Willett’s idea was picked up a few years later by the Germans who used it during World War I as a way to save on coal use. Other countries would soon follow suit.
In the U.S., DST was signed into law by President Woodrow Wilson in 1918.
Why did the U.S. do it?
The idea of setting clocks ahead in the spring was pitched as a way to help farmers with crops and harvesting. In reality, it was department stores behind the push for adjusting clocks, looking for another hour of shopping time in the afternoon and evenings.
Others have argued that DST saves energy. A 1975 study by the U.S. Department of Transportation showed that DST accounted for a savings of about one percent a day in electricity use.

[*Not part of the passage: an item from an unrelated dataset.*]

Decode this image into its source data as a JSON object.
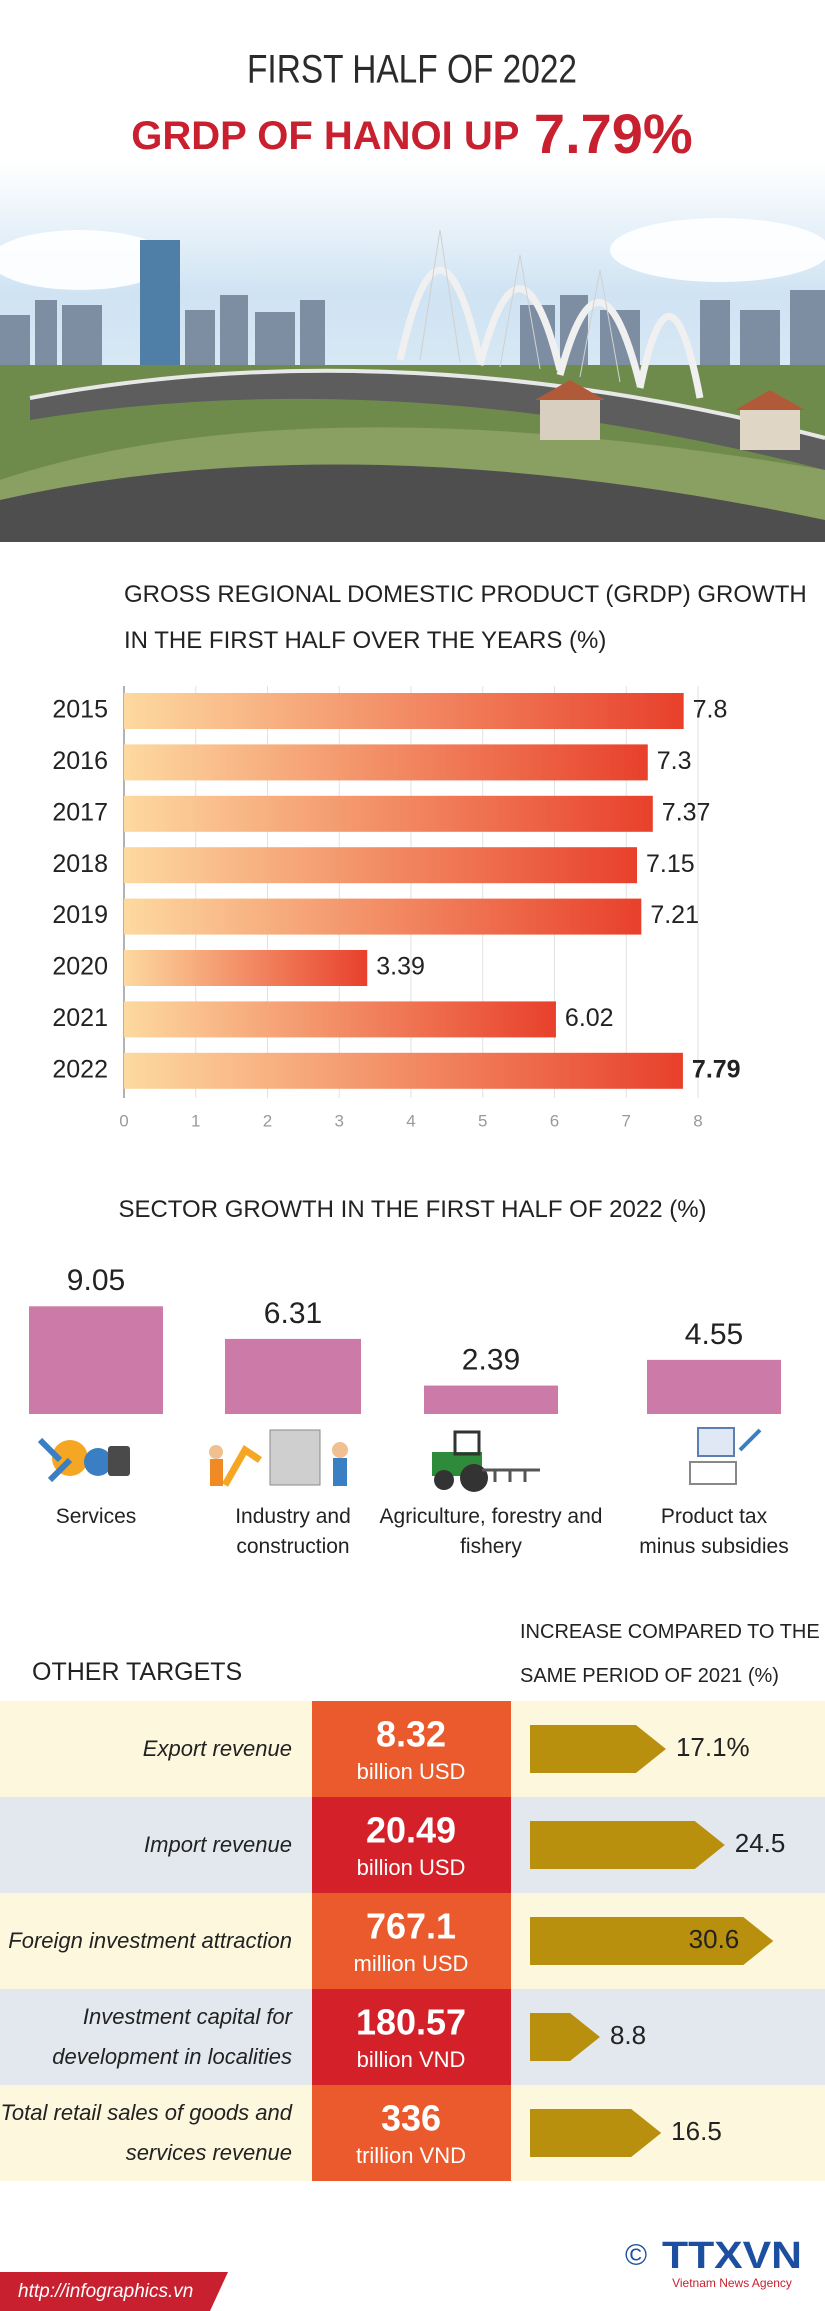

While most of the country and about 40 percent of the world use DST, there are some exceptions. Two states – Arizona and Hawaii – and several territories don’t fall back or spring forward with DST.
Will we keep it?
It’s likely that most U.S. states will continue the practice of changing the clock twice a year, though some state legislatures have discussed ending the practice.
Californians will vote Nov. 6 on a proposition to keep Daylight Saving Time year-round. Florida Gov. Rick Scott signed a bill passed overwhelmingly by the Florida Legislature that would keep the Sunshine State on DST year-round.
However, keeping DST year-round requires a vote of Congress, and that has not happened.